Chronique (lien vidéo) LCP du 1er juin
Vous souhaitez revenir sur le livre de Florence Bergeaud-Blackler, Le frérisme et ses réseaux (Odile Jacob), dont on a beaucoup parlé notamment quand la Sorbonne a décidé de suspendre la conférence qu’elle devait y prononcer.
Je suis l’organisateur de cette conférence dans le cadre du Diplôme « référent laïcité » et elle aura bel et bien lieu vendredi 2 juin 2023. Mais je voudrais rappeler le contexte de cette affaire. Florence Bergeaud-Blackler est anthropologue, chargée de recherche au CNRS, spécialiste de la place de l’islam dans les sociétés occidentales. Elle s’était fait notamment connaître par un livre remarquable sur « le marché du Halal » (Seuil, 2017), rappelant l’histoire en fait très récente de cette « tradition inventée » et de ses usages géopolitiques. En janvier 2023, elle publie le Frérisme et ses réseaux (Odile Jacob) préfacé par Gilles Kepel et, très vite, elle est la cible de critiques virulentes, puis de menaces de mort considérées comme suffisamment sérieuses pour justifier une protection policière.
Pour vous, c’est un livre important et courageux.
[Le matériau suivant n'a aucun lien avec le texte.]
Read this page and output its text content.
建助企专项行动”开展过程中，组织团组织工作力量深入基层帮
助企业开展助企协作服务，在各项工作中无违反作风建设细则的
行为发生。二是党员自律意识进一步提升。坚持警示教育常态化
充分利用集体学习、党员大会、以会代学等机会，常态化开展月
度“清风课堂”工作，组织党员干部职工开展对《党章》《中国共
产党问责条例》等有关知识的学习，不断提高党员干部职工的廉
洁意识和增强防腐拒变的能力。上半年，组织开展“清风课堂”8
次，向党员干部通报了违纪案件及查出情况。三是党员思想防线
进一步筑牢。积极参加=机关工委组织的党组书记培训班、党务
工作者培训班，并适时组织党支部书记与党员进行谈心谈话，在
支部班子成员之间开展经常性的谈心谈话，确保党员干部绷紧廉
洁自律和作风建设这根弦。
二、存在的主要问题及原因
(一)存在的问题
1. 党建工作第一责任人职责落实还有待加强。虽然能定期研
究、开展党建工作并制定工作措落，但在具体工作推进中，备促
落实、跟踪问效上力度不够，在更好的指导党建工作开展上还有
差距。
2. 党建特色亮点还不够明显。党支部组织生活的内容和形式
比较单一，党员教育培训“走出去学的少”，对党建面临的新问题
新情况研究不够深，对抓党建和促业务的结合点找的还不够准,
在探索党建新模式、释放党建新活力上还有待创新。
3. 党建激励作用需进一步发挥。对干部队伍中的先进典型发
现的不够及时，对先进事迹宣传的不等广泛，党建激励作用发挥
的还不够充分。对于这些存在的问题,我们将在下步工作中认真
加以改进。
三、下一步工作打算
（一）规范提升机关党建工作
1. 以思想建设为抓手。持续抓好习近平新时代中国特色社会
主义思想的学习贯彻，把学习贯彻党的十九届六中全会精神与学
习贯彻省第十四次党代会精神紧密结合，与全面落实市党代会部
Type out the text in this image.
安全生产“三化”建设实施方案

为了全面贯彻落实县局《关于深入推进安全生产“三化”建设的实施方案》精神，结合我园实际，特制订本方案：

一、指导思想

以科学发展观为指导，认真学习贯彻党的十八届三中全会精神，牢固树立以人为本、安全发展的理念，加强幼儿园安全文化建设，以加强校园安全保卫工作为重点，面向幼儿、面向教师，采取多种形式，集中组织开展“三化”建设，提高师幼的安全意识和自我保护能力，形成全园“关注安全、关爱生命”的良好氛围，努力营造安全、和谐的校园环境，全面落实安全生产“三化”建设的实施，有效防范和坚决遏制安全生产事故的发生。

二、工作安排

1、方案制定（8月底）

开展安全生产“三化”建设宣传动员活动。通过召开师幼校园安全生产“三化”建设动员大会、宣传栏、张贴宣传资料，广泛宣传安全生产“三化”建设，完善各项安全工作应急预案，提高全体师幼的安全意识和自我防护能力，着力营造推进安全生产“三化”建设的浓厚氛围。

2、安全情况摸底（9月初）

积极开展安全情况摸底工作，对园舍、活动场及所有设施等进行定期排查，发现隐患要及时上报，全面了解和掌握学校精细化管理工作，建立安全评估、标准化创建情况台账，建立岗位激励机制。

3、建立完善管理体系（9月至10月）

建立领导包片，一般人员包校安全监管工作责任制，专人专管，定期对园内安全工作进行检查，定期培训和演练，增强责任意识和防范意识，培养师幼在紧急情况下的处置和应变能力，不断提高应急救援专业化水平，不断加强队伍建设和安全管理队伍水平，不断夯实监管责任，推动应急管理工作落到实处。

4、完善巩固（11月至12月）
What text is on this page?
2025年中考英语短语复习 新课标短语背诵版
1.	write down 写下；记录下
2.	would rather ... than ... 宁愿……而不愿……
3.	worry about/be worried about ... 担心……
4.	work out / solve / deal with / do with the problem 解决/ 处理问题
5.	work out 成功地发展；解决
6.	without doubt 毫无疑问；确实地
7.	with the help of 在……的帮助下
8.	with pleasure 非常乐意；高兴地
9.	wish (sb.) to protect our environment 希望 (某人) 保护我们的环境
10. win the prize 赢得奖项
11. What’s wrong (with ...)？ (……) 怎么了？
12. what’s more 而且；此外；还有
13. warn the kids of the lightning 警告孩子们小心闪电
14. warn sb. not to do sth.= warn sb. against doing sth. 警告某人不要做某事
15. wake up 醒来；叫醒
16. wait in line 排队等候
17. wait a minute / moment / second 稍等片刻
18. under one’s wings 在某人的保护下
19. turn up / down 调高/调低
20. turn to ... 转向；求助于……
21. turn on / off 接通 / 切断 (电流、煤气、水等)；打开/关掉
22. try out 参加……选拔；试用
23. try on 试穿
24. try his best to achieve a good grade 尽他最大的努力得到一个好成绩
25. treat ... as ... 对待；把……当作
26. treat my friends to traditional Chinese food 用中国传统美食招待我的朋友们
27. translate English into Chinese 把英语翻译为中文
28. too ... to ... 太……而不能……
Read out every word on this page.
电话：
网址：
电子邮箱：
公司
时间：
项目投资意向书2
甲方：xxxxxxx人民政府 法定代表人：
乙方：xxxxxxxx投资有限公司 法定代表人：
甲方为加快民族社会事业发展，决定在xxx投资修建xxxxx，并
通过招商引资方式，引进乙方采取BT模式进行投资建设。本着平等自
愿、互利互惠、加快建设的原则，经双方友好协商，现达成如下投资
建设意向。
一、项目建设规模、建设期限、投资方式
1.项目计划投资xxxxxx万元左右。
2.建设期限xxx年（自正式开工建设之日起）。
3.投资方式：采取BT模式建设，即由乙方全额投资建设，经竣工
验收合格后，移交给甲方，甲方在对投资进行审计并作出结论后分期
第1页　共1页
En effet, son idée force consiste à identifier un phénomène, qu’elle appelle le « frérisme », qui désigne une constellation cohérente qui comprend à la fois des penseurs majeurs (El-Banna, créateur de la confrérie des frères musulmans «» Mawdudi, al-Qaradawi), des activistes et influenceurs (Tarik Ramadan mais aussi d’autres youtubeurs très connectés), ainsi qu’une foultitude d’organisations diverses (intégrées aux institutions démocratiques).
Cette constellation est caractérisée par deux traits principaux : un objectif commun et une stratégie similaire.
1) L’objectif, partagé avec tous les courants du revivalisme musulman, est l’instauration d’un califat mondial (ou Etat islamique universel) ; mais cet objectif, pour le frérisme, doit être poursuivi non seulement dans les pays traditionnellement musulmans, mais aussi et peut-être surtout dans les pays démocratiques occidentaux.
2) Pour la réalisation de cet objectif, le frérisme se distingue aussi bien du salafisme (qui vise la défense d’une pureté) que du jihadisme (qui promeut l’attaque et le terrorisme) en ce qu’il met en œuvre trois types de moyens : d’abord, une tactique d’influence et d’entrisme utilisant les espaces de liberté démocratiques ; ensuite, la diffusion d’une orthopraxie (voile, halal, abayas, …) qui permet l’affirmation d’une identité visible et vindicative ; et, enfin, la dénonciation de l’islamophobie.
C’est ce dernier point qui favorise sa diffusion.
Oui, car l’islamophobie est un concept confus, à spectre très large, puisqu’il englobe aussi bien la simple critique de l’islam (qui est parfaitement légitime dans tout Etat laïque) que l’appel à la haine raciale (punie par la loi dans un Etat de droit).
Sous cette même appellation, on mélange donc tout, ce qui permet à la mouvance « frériste » de s’agréger une partie de la gauche ,— ce qu’on appelle l’islamogauchisme — qui y voit l’opportunité d’une lutte commune contre le capitalisme occidental néocolonial à l’égard du « sud global ».
Il est aussi rejoint par une partie du libéralisme : le néolibéralisme woke anglo-saxon qui y voit la possibilité d’un combat contre l’Etat républicain, laïque et national qu’il prétend dépasser.
Ce sont ces alliances, contre nature, qui expliquent quelques bizarreries du temps : par exemple, l’émergence d’un « feminisme islamiste » (« mon voile mon choix ») de la part d’un système qui est clairement patriarcal ; ou encore « le décolonialisme islamiste », issu d’un courant explicitement impérialiste ; ou même l’ « l’antiracisme islamiste », de la part d’un mouvement qui se nourrit d’antisémitisme. Il y a même un « éco-islamisme ».
Le livre fait débat
Il fait polémique mais pas vraiment débat, puisqu’il y a très peu de contestation étayée des thèses de l’ouvrage. On lui reproche son islamophobie bien sûr, mais j’ai dit la faible valeur du concept. On dénonce un côté complotiste, allant même jusqu’à le comparer aux Protocoles des sages de Sion. Et on l’accuse de n’être pas de bonne méthode scientifique. Ces trois critiques me semblent largement infondées, parce que l’ouvrage réussit à mêler la perspective historique, l’étude critique des idéologies et une enquête sur les réseaux institutionnels en Europe. C’est rigoureux, et non conspirationniste, parce que la thèse, nourrie par une information impressionnante, s’expose à la réfutation. Et cette réfutation, … eh bien on l’attend toujours.